Autre constat : les chaînes privilégient certaines classes et milieux, avec 52 % des personnes à l'antenne vivant en ville, contre 32 % en réalité, et 73 % de catégories socioprofessionnelles supérieures quand elles ne concernent que 28 % des Français·e·s. La banlieue et ses habitant·e·s souffrent aussi d'une faible présence à l'antenne : 7 % pour 27 % de la population. Le CSA indique cependant que leur représentation "est moins stéréotypée et plus diverse" qu'en 2018, notamment dans les séries et fictions.

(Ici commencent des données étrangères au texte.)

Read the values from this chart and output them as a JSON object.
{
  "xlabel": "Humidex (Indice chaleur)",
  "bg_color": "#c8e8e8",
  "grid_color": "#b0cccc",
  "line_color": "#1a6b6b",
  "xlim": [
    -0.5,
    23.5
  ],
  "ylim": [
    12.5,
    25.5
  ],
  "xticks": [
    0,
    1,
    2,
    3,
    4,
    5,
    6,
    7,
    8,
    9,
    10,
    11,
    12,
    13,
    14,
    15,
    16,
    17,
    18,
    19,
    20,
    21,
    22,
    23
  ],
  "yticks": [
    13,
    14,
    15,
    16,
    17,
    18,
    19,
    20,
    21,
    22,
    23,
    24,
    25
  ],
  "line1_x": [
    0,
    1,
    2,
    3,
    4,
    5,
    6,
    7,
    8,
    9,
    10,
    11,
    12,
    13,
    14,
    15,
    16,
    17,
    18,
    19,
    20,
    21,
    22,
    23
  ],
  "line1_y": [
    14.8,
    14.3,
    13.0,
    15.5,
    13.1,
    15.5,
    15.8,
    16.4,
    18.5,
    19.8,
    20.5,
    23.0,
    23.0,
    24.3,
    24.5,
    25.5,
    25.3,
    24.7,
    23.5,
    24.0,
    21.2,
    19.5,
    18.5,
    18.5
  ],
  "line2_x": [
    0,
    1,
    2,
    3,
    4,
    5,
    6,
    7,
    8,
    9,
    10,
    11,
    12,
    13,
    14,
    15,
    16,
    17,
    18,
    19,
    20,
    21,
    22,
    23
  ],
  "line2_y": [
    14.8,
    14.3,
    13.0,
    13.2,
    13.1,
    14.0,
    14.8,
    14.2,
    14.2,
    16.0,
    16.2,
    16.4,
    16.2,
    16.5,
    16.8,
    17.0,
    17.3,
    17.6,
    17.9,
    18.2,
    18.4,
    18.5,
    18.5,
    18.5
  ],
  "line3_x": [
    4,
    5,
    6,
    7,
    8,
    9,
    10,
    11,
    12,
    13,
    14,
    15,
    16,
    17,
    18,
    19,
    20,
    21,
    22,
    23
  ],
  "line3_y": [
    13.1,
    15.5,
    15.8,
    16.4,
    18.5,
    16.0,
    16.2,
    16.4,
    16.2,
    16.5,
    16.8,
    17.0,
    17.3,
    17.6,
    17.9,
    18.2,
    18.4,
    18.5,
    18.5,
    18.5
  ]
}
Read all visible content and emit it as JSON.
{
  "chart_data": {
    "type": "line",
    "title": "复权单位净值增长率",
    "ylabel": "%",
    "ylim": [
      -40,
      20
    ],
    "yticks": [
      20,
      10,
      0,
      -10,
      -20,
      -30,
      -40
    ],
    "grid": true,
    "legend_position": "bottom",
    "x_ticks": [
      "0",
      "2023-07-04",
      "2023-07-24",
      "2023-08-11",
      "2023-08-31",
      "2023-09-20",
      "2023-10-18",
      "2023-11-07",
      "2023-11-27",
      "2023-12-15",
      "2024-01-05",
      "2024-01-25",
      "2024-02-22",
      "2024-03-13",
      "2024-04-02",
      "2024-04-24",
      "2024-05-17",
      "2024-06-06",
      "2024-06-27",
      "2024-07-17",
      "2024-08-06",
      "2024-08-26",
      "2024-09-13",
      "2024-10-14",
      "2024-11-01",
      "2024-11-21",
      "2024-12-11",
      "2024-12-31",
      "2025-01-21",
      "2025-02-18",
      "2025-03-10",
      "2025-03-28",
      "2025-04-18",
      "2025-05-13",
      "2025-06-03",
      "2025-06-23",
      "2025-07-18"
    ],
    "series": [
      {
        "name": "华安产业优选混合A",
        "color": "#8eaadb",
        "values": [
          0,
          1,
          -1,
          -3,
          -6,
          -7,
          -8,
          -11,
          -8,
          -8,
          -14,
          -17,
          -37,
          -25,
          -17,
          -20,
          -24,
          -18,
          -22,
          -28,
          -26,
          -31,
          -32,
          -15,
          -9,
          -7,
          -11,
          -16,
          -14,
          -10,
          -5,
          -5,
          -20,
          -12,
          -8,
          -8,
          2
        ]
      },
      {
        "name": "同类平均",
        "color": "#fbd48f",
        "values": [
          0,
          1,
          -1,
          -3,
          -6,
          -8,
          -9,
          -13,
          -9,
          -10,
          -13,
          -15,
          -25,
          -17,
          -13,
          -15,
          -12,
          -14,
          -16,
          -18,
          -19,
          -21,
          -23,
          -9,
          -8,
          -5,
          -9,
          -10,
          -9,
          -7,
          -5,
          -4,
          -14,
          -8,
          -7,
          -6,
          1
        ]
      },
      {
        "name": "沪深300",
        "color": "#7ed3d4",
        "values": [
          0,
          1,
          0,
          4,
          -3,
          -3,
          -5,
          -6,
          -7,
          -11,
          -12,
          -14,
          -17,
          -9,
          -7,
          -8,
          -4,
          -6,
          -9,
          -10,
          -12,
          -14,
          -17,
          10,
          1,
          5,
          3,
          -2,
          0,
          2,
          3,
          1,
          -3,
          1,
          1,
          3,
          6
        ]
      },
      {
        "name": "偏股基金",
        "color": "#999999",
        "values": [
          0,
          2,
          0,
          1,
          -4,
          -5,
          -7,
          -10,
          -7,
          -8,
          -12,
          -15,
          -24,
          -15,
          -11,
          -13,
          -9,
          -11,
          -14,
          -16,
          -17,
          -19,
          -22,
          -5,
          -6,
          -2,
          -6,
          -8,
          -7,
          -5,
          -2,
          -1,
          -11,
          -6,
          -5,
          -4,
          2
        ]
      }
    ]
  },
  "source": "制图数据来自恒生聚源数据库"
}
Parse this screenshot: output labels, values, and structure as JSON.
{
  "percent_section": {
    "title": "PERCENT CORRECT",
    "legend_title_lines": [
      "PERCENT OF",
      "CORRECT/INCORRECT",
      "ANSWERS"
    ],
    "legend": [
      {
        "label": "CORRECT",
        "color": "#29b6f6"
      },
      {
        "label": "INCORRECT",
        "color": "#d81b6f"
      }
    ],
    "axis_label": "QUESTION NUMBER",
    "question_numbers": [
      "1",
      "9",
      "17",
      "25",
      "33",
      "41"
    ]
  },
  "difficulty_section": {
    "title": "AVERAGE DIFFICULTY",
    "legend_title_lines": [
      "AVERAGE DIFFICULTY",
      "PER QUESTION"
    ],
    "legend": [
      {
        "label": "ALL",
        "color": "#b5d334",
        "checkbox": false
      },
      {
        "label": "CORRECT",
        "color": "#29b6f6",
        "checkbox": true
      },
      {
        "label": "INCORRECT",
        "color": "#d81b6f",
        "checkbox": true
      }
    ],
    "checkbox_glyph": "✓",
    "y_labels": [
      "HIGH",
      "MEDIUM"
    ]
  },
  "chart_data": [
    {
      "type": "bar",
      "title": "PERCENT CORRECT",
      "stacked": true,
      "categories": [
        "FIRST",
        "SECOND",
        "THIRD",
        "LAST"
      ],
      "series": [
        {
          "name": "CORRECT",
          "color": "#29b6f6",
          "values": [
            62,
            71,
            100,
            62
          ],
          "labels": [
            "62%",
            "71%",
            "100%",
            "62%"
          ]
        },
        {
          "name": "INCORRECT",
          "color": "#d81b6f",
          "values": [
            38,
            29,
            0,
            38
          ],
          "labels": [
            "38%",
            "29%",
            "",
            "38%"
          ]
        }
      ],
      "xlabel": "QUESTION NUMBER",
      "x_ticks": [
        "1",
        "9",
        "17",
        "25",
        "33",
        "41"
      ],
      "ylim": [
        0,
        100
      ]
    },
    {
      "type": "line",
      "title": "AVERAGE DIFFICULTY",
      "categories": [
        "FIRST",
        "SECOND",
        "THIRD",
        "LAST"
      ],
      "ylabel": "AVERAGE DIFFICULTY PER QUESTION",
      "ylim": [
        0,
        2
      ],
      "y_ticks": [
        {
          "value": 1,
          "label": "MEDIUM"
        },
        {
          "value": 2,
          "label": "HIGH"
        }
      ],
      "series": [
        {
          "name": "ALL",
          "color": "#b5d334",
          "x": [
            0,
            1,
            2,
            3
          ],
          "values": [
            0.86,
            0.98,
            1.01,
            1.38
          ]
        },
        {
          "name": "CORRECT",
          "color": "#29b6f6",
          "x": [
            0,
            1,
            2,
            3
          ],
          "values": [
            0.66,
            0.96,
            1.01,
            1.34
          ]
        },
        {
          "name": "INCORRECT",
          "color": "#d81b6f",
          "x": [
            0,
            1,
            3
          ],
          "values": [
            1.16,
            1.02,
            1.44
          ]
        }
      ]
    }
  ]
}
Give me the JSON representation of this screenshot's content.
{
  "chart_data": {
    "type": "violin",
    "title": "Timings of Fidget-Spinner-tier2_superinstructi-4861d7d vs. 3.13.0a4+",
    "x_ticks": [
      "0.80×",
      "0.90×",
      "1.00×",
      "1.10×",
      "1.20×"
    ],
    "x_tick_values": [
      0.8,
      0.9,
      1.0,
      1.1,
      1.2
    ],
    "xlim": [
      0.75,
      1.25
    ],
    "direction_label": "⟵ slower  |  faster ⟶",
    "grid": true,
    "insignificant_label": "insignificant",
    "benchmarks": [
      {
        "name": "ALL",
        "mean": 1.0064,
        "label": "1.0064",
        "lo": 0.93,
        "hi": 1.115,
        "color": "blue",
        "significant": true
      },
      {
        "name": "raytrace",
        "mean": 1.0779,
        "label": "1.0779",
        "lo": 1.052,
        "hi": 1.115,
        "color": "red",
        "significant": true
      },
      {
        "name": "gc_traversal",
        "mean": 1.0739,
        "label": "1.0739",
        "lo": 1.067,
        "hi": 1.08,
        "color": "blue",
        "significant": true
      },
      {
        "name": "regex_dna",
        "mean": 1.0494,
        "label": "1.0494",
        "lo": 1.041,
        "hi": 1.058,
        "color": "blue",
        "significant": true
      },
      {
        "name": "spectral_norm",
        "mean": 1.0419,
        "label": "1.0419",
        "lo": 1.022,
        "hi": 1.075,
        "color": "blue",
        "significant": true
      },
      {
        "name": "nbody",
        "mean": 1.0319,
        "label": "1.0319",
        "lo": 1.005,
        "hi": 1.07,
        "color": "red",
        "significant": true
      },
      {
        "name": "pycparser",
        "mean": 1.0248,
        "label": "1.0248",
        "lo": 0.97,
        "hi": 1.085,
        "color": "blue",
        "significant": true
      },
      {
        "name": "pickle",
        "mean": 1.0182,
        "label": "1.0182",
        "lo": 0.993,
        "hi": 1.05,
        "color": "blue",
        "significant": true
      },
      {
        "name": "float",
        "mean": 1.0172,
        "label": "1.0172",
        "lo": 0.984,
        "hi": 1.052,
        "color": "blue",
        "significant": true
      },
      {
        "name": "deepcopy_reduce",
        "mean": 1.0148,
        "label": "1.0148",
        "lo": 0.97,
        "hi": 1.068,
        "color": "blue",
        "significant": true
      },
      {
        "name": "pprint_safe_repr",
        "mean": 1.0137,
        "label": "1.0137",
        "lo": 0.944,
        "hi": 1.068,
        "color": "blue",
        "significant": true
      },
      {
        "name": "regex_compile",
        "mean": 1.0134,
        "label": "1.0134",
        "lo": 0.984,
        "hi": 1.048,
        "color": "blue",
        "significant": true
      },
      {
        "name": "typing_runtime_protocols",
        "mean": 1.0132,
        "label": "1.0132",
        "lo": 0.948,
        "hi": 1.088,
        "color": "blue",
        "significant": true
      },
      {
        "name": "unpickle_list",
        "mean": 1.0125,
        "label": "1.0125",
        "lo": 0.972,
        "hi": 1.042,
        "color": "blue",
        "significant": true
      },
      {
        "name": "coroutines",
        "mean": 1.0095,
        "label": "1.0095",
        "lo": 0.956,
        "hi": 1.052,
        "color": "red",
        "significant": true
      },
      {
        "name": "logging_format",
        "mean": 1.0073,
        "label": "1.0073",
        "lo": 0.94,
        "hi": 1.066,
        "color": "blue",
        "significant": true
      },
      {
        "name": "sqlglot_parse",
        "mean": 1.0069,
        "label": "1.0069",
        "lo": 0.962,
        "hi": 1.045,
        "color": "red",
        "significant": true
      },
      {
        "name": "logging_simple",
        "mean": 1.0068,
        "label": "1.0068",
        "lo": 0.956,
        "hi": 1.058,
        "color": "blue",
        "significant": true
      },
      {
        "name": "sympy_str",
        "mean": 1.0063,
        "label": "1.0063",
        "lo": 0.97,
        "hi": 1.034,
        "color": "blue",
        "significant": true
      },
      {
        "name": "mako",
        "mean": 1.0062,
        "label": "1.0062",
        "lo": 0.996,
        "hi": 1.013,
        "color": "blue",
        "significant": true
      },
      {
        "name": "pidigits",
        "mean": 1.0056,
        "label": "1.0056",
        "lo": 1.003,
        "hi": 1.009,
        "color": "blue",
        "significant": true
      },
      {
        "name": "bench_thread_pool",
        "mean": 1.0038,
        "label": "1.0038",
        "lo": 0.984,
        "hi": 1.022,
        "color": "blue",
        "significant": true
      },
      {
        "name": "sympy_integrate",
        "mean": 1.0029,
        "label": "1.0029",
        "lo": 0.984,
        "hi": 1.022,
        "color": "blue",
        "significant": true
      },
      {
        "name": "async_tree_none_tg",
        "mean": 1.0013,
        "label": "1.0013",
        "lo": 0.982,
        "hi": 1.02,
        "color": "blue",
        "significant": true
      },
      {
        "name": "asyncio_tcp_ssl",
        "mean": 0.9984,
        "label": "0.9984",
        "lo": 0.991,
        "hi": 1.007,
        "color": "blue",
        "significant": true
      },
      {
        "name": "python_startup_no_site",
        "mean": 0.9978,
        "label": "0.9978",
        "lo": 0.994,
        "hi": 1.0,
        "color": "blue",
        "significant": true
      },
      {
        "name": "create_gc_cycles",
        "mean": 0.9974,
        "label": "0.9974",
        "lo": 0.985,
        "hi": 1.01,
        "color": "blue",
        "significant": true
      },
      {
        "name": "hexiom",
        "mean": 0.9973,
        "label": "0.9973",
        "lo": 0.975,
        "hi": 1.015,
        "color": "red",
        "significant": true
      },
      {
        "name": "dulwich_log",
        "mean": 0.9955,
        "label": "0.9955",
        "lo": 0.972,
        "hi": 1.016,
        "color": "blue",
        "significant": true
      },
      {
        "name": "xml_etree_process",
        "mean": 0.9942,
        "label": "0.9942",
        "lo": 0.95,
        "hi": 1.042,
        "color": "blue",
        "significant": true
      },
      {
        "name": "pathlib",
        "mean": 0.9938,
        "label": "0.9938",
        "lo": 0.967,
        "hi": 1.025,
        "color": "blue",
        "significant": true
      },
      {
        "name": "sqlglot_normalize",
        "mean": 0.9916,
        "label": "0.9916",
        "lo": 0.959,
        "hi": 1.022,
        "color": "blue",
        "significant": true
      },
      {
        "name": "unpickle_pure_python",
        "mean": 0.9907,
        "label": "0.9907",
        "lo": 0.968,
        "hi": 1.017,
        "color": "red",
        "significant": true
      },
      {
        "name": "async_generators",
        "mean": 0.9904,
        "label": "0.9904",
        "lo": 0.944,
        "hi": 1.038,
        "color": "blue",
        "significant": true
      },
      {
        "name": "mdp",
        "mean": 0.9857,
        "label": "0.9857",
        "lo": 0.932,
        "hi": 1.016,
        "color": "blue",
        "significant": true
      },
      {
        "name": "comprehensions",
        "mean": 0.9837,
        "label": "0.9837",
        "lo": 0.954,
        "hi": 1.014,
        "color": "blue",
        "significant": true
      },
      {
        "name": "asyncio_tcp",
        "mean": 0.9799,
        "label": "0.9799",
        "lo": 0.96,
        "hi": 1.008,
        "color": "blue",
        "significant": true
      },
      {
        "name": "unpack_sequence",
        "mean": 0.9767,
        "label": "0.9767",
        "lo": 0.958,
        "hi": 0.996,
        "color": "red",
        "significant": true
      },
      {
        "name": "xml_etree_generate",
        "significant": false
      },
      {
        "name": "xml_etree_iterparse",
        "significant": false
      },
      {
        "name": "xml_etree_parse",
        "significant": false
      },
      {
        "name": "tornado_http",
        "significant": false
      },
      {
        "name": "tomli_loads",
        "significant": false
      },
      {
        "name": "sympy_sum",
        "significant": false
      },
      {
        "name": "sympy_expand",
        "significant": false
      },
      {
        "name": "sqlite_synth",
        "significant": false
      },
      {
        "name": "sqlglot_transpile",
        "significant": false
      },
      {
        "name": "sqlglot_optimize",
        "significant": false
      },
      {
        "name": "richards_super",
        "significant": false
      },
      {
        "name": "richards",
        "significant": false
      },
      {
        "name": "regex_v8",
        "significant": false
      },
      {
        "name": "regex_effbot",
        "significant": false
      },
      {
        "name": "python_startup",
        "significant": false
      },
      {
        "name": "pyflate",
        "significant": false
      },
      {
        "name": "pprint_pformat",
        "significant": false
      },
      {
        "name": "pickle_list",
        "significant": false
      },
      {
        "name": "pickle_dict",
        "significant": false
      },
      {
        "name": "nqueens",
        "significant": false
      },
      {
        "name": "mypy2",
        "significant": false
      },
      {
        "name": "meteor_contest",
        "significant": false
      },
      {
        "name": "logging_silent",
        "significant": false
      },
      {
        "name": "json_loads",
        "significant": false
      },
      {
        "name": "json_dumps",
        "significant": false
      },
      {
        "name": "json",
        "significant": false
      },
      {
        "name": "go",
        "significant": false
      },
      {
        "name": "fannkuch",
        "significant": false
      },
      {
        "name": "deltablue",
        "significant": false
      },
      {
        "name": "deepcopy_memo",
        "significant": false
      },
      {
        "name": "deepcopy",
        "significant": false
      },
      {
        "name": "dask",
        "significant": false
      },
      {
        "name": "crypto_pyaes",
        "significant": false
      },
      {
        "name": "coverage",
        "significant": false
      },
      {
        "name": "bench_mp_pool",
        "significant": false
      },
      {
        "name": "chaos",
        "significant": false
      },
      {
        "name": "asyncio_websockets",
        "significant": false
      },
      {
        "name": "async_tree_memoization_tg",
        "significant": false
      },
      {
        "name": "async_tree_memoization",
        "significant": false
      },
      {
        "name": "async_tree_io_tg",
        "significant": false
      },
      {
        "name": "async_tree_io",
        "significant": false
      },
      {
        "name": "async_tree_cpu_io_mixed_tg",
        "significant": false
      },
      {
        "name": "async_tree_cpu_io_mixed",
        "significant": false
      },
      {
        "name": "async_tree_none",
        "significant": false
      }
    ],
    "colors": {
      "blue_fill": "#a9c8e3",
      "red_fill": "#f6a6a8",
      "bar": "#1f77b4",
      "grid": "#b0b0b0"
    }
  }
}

Pour Roch-Olivier Maistre, ces résultats sont "décevants". "Pour ne prendre qu'un seul exemple, on ne peut pas se satisfaire que les personnes en situation de handicap représentent seulement 0,7 % des intervenants à l'antenne", a-t-il déploré lors d'une présentation du baromètre. Conscient de l'importance de la représentation dans la lutte contre les discriminations, il appelle ainsi les chaînes à une "remobilisation collective". Et martèle : "Chacun doit pouvoir se retrouver dans la télévision".

Rendez-vous en 2021 pour savoir si le monde d'après a retenu la leçon.